Kevork Kechichian, the executive vice president and general manager of the Intel Data Center Group, noted that:
"AI scales as a system rather than a group of parts."
He added that, "The shift in workloads toward more agent like and autonomous performance means the bottlenecks have now shifted to the network, data movement and concurrent processing." To underscore his philosophy, Kechichian stated:
"AI does not scale as a collection of parts, it scales as a coordinated system."
The new Intel Xeon 6 Plus processor family is the first Data Center CPU that utilizes the 18A process technology from Intel. The system has been designed with optimal power efficiency to maintain the best possible density. The flag ship models now come with up to 288 Efficient cores. Each of these core sets delivers up to 2.5 times greater performance than the earlier generations of processors and up to 45% better performance per thread per watt. This high density is intended for orchestration intensive workloads typically seen in cloud native and telecommunications environments.
Data bottlenecks are avoided thanks to the use of 12 channels of DDR5 memory to maximize memory throughput. This system offers 96 lanes of both PCIe Gen 5 and CXL to facilitate accelerated data transfer between different components within a server. To provide even greater control, the CPU is also equipped with Application Energy Telemetry, a tool to monitor real time CPU power usage at a per workload level. Such efficiency allows for up to a 9 1 server consolidation ratio to be achieved when replacing an older generation 2nd generation Intel Xeon. Silicon security such as SGX and TDX are available to ensure the Confidentiality of Multi tenant Cloud deployments.

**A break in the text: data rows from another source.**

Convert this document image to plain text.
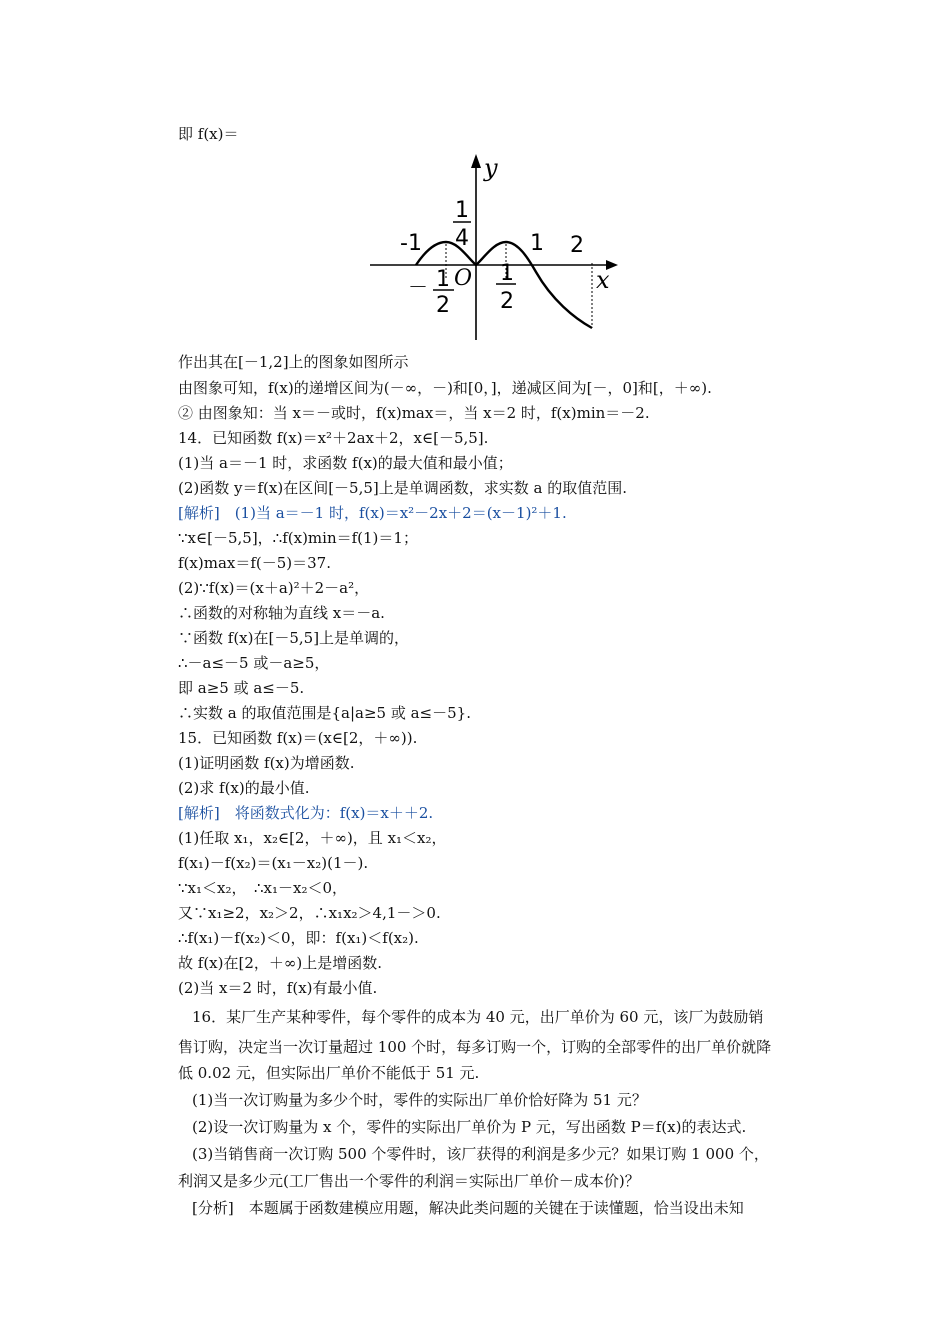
即 f(x)＝
y
x
O
-1	1 2
1
4
－ 1
2
1
2
作出其在[－1,2]上的图象如图所示
由图象可知，f(x)的递增区间为(－∞，－)和[0，]，递减区间为[－，0]和[，＋∞).
② 由图象知：当 x＝－或时，f(x)max＝，当 x＝2 时，f(x)min＝－2.
14．已知函数 f(x)＝x²＋2ax＋2，x∈[－5,5].
(1)当 a＝－1 时，求函数 f(x)的最大值和最小值；
(2)函数 y＝f(x)在区间[－5,5]上是单调函数，求实数 a 的取值范围.
[解析]　(1)当 a＝－1 时，f(x)＝x²－2x＋2＝(x－1)²＋1.
∵x∈[－5,5]，∴f(x)min＝f(1)＝1；
f(x)max＝f(－5)＝37.
(2)∵f(x)＝(x＋a)²＋2－a²，
∴函数的对称轴为直线 x＝－a.
∵函数 f(x)在[－5,5]上是单调的，
∴－a≤－5 或－a≥5，
即 a≥5 或 a≤－5.
∴实数 a 的取值范围是{a|a≥5 或 a≤－5}.
15．已知函数 f(x)＝(x∈[2，＋∞)).
(1)证明函数 f(x)为增函数.
(2)求 f(x)的最小值.
[解析]　将函数式化为：f(x)＝x＋＋2.
(1)任取 x₁，x₂∈[2，＋∞)，且 x₁＜x₂，
f(x₁)－f(x₂)＝(x₁－x₂)(1－).
∵x₁＜x₂，　∴x₁－x₂＜0，
又∵x₁≥2，x₂＞2，∴x₁x₂＞4,1－＞0.
∴f(x₁)－f(x₂)＜0，即：f(x₁)＜f(x₂).
故 f(x)在[2，＋∞)上是增函数.
(2)当 x＝2 时，f(x)有最小值.
16．某厂生产某种零件，每个零件的成本为 40 元，出厂单价为 60 元，该厂为鼓励销
售订购，决定当一次订量超过 100 个时，每多订购一个，订购的全部零件的出厂单价就降
低 0.02 元，但实际出厂单价不能低于 51 元.
(1)当一次订购量为多少个时，零件的实际出厂单价恰好降为 51 元？
(2)设一次订购量为 x 个，零件的实际出厂单价为 P 元，写出函数 P＝f(x)的表达式.
(3)当销售商一次订购 500 个零件时，该厂获得的利润是多少元？如果订购 1 000 个，
利润又是多少元(工厂售出一个零件的利润＝实际出厂单价－成本价)？
[分析]　本题属于函数建模应用题，解决此类问题的关键在于读懂题，恰当设出未知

Data Center throughput has increasingly become dictated by the efficiency of network components in the increasingly distributed environment. The new 800 Series Intel Ethernet E835 controllers and adapters offer efficient connectivity to enterprise, cloud and edge deployments. The adapter can deliver up to 200 GbE throughput with options of 2x25 GbE, 4x25 GbE, 2x100 GbE and 1x200 GbE via the use of the Intel Ethernet Port Configuration tool.
Benchmark results have demonstrated that the Intel Ethernet E835 CQDA2 adapter can offer up to 1.9x more performance watt than a NVIDIA ConnectX 6 DX and up to 1.4x more performance watt than the Broadcom BCM957508 P2100G. Such efficiency can contribute greatly to the reduction of Opex in the virtualized environment. RoCEv2, iWARP and other RDMA protocols are available to help offload the CPU, along with Dynamic Device Personalization to aid with packet processing. Built in security include Hardware Root of Trust and signed SPDM with DMTF standard interfaces, and a 10 year lifecycle commitment to all product offerings.
Intel has also released new small to medium business SMB hardware options. The 12 core variant has been added to the Intel Xeon 6300 processor family. This means that a full 4 more cores than before are available with the addition of these CPUs, making the system ceiling for the product family rise to 12 cores. Importantly, these processors can be swapped into any existing motherboards which are designed to use an 8 core processor within that product family. Key manufacturing partners such as ASUS, Dell, Ericsson, GIGABYTE, HPE, Lenovo and Supermicro will provide entry server systems supporting these processors.
Intel has also provided new details on its Crescent Island accelerator, built using Xe 3P technology. This architecture has been specifically designed to provide significant bandwidth and high memory capacities that are required for large language model training. It includes the use of LPDDR5x to reach capacities up to 480 GB, in a power efficient 350W air cooled PCIe form factor. All datatypes ranging from native FP4, through to MXFP4, all the way up to FP64 are supported, along with the use of Intel's open programmable stack to easily facilitate model creation.